There were hundreds of them, thousands, and with a collective moan that chilled Markus to his mortal soul, the army of the dead marched on the South Dock to wrest their city from the living.
Count Mundvard closed the Black Tome between shaking hands and stared across the rooftops of Marienburg’s old and wealthy. Flames tracked the paths of the canals, screams rising in their wake like smoke. As he watched, a canalboat caught alight, only to be crushed to kindling a moment later by the collapse of a wine shop. It had been owned by an Estalian family that Mundvard, seeing in that line a potential merchant councillor one day, had nurtured for almost fifty years.
The whole structure sank into the water in a column of sparks. Mundvard ground his teeth. Not since the defeat of Mannfred von Carstein at this city’s walls had he felt anger.

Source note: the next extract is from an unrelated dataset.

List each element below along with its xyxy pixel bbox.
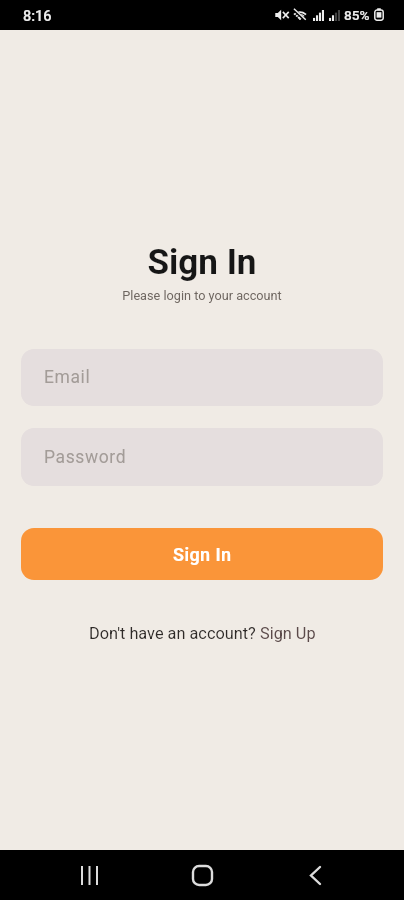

This, however. This was fury.
He turned to Alicia, marble-hard and cold, unmoved by the terror of the bats that flapped around his face.
‘Fetch my armour.’
Noon
From false doorways and forgotten cellars throughout the old city, Marienburg’s dead rose to oppose the Norscan invaders. Skirmishes raged across nearly every street. In Hightower Keep, thousands of skeleton warriors in clinking mail rose from a mass grave to those lost in the Bretonnian occupation of 1597 in order to sally forth and drive the astounded Norscans back to their boats. It was on Suidstrasse however that the main southward push of the Chaos forces met the army of undead in pitched battle.
Before the Bretonnian civil war and the closure of the sea lanes, goods from every corner of the globe had poured in through the South Dock on their way to the markets of Altdorf. The wealth of the world had paved it, if only figuratively, with gold, and tall, brightly painted mansions and offices had risen along its way. Count Mundvard had watched it grow as an expansion of the docks as the city had risen in prominence under his stewardship as a sovereign state – a powerhouse in world trade.
He no longer recognised it.
The proud buildings were riven with varicose lines of black mould, and the highway that only yesterday had been filled with wagoners and bawdy seamen now heaved with warriors. Ranks of Norscans – more disciplined than their berserker reputation gave them credit for – pushed against a resolute cordon of skeletal warriors and zombies. The battle line bulged in the centre. There the strongest and bravest bellowed their war cries in the hope of attracting the blessings of the pestilential champions of decay that fought beside them. In the crush of combat, surrounded by screams and the rattle of bone, it was impossible to distinguish those heavily armoured warriors from the worm-eaten cadavers they waded through.
How could so many lives, so many ambitions and plans, be overturned in such a short time? Chaos, it seemed, was the sunlight in which the night’s dreams were burned away.
Well this, thought Count Mundvard, observing with crossed arms amidst a coterie of acolytes and retainers, is where this anarchy stops. It was an odd feeling to be in armour after so many years and the winged scarlet plate was freckled with rust. He felt immediate, connected to the moment in a way that, for all his influence, he now realised that he had not been in a long time.